Per la senatrice dell’Italia dei Valori bisognerebbe «fissare standard tecnologici comuni per l’installazione delle scatole nere e garantire parità di accesso al mercato a tutte le imprese del settore».

«Da tempo ho presentato un’interrogazione al Ministero dello sviluppo economico sulla mancata attuazione dei regolamenti attuativi del provvedimento sulle finte liberalizzazioni, senza i quali non è possibile fissare standard tecnologici comuni per l’installazione delle scatole nere e garantire parità di accesso al mercato a tutte le imprese del settore». La precisazione arriva dalla senatrice Patrizia Bugnano (nella foto), dell’Italia dei Valori.
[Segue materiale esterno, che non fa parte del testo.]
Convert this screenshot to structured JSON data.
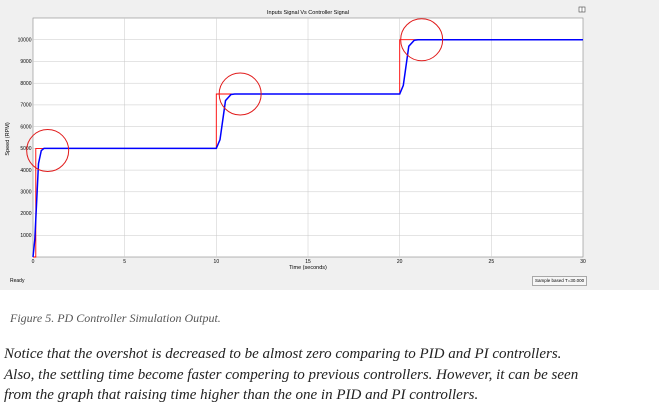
{
  "scope": {
    "status": "Ready",
    "sample_based": "Sample based",
    "time_readout": "T=30.000",
    "toolbar_icon": "scope-panel-icon"
  },
  "chart_data": {
    "type": "line",
    "title": "Inputs Signal Vs Controller Signal",
    "xlabel": "Time (seconds)",
    "ylabel": "Speed (RPM)",
    "xlim": [
      0,
      30
    ],
    "ylim": [
      0,
      11000
    ],
    "xticks": [
      0,
      5,
      10,
      15,
      20,
      25,
      30
    ],
    "yticks": [
      1000,
      2000,
      3000,
      4000,
      5000,
      6000,
      7000,
      8000,
      9000,
      10000
    ],
    "ytick_labels": [
      "1000",
      "2000",
      "3000",
      "4000",
      "5000",
      "6000",
      "7000",
      "8000",
      "9000",
      "10000"
    ],
    "grid": true,
    "series": [
      {
        "color": "#ff0000",
        "x": [
          0,
          0.15,
          0.15,
          10,
          10,
          20,
          20,
          30
        ],
        "y": [
          0,
          0,
          5000,
          5000,
          7500,
          7500,
          10000,
          10000
        ]
      },
      {
        "color": "#0000ff",
        "x": [
          0,
          0.1,
          0.3,
          0.45,
          0.6,
          10,
          10.2,
          10.5,
          10.8,
          11,
          20,
          20.2,
          20.5,
          20.8,
          21,
          30
        ],
        "y": [
          0,
          800,
          4300,
          4900,
          5000,
          5000,
          5400,
          7200,
          7480,
          7500,
          7500,
          7900,
          9700,
          9980,
          10000,
          10000
        ]
      }
    ],
    "annotations": [
      {
        "shape": "circle",
        "x": 0.8,
        "y": 4900
      },
      {
        "shape": "circle",
        "x": 11.3,
        "y": 7500
      },
      {
        "shape": "circle",
        "x": 21.2,
        "y": 10000
      }
    ]
  },
  "caption": "Figure 5. PD Controller Simulation Output.",
  "paragraph": {
    "line1": "Notice that the overshot is decreased to be almost zero comparing to PID and PI controllers.",
    "line2": "Also, the settling time become faster compering to previous controllers. However, it can be seen",
    "line3": "from the graph that raising time higher than the one in PID and PI controllers."
  }
}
«Intanto», prosegue la parlamentare, «Passera temporeggia e così risultano avvantaggiate alcune imprese a scapito di altre, grazie anche alla complicità dell’Ania. La Commissione  sta portando avanti un ciclo di audizioni sulla questione sollevata dal mio atto di sindacato ispettivo e, secondo quanto ha affermato nella sua relazione il commissario dell’Isvap, Giancarlo Giannini, l’Ania è la vera responsabile di questi ritardi. L’associazione si ostina a dare un’interpretazione delle norme che danneggia i consumatori, perché non consente di far pervenire loro i vantaggi presupposti dalle stesse norme. Tuttavia, l’Isvap ha inviato una bozza di regolamento al Ministero dello sviluppo economico e al garante della Privacy. Ci auguriamo che venga approvato al più presto e che anche l’Ania alla fine comprenda che in questo modo ci saranno più benefici e meno frodi».